3- Personal Integrity that reflects the personal value, and means that we should always do what is right regardless of any consequences and implying such trustworthiness was not reflected in Siemens organizational culture and behavior.
Q2. Explore the corruption scandals in terms of the issue-related factors discussed in chapter 4, namely moral intensity and moral framing. To what extent did the firms featured experience corruption as a morally intense issue and what impact did the moral framing of the activities involved have on this?
Certain characteristics of issues may verify their moral intensity. In general, issues with a lot of serious consequences are likely to get to a higher level of intensity. Also, issues that are considered by a societal consensus is to be more ethical or unethical are more likely to engage with ethical decision making processes. On the other hand, the components of moral intensity and the effect they might have on the ethical decision-making process are influenced by the type of situation.
The moral intensity in this case can be perceived in different perspectives to the way the issue is framed. Because the most important aspect of moral framing is the language used or the frame in which we put our moral issues in. And, based on moral framing, Siemens framed bribery as a strategy to open new markets and a way to do the job.
Q3. Critically evaluate the initiatives Siemens has implemented to address bribery problems across its operation. Are these sufficient or would you suggest further action?

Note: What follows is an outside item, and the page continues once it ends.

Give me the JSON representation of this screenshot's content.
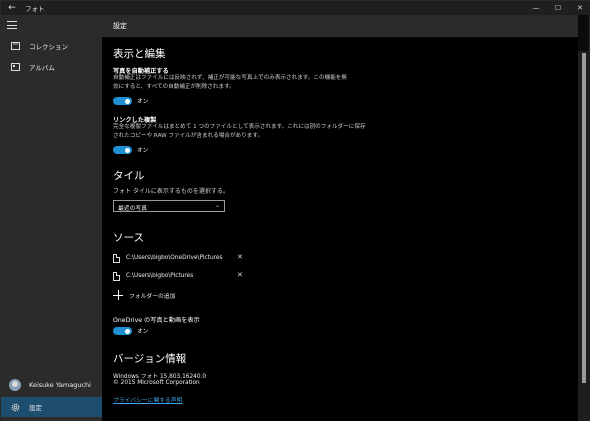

Corruption is a social concern that corporations can't ignore, it is the main issue that directly affects the company and society. Corruption is becoming an important issue for businesses to address. Basically, It will lead to diverting the resources from major services like education, and health care to un-honest government.
Siemens is trying its best to prevent corruption by introducing an anti-corruption approach especially after going through all the mentioned scandals. They have hired an American law firm and spent millions on the internal investigation, also they implemented new measures to enhance transparency and accountability within the organization. They have also appointed a former German finance minister as an in-house monitor to help ensure that the company remains free of corruption.
I think that their actions are not sufficient, Although, I suggest that they :
1- Must embrace a strategic corporate social responsibility plan and make that a part of their CSR mission.
2- To be more proactive especially when solving problems related to the business.
3- Take a greater leadership role in the anti-corruption effort by supporting compliance and collective actions.
4- Changing the company's long-standing culture that upholds bribery as a way of work.
Q4. Thinking of bribery from the perspective of wider society, do you think that a fine however high is an adequate response? What penalties, for instance, could you suggest to foster more ethical values at the company or higher personal integrity on the part of its employees?
Talking about the bribery side effect on the society and economy will create a less favorable business environment and will weaken trust in public institutions and challenges democratic principles. I guess that paying a fine will be accepted to some extent if we consider it as a kind of compensation for the misuse of resources. But on the moral side of this punishment, it may be inadequate because of its failure in changing the organizational culture and behavior and re-orienting the management and employees back to the proper track. Also, paying a fine will not change society's negative view of the organization. For that reason, i believe that re-formulating the plans and strategies on a social, moral, and ethical base is the best pathway to build a non-corrupted environment.
Finally, In terms of the best punishment for such cases, I believe that prison sentence will be the strongest deterrent punishment after paying back the misused money.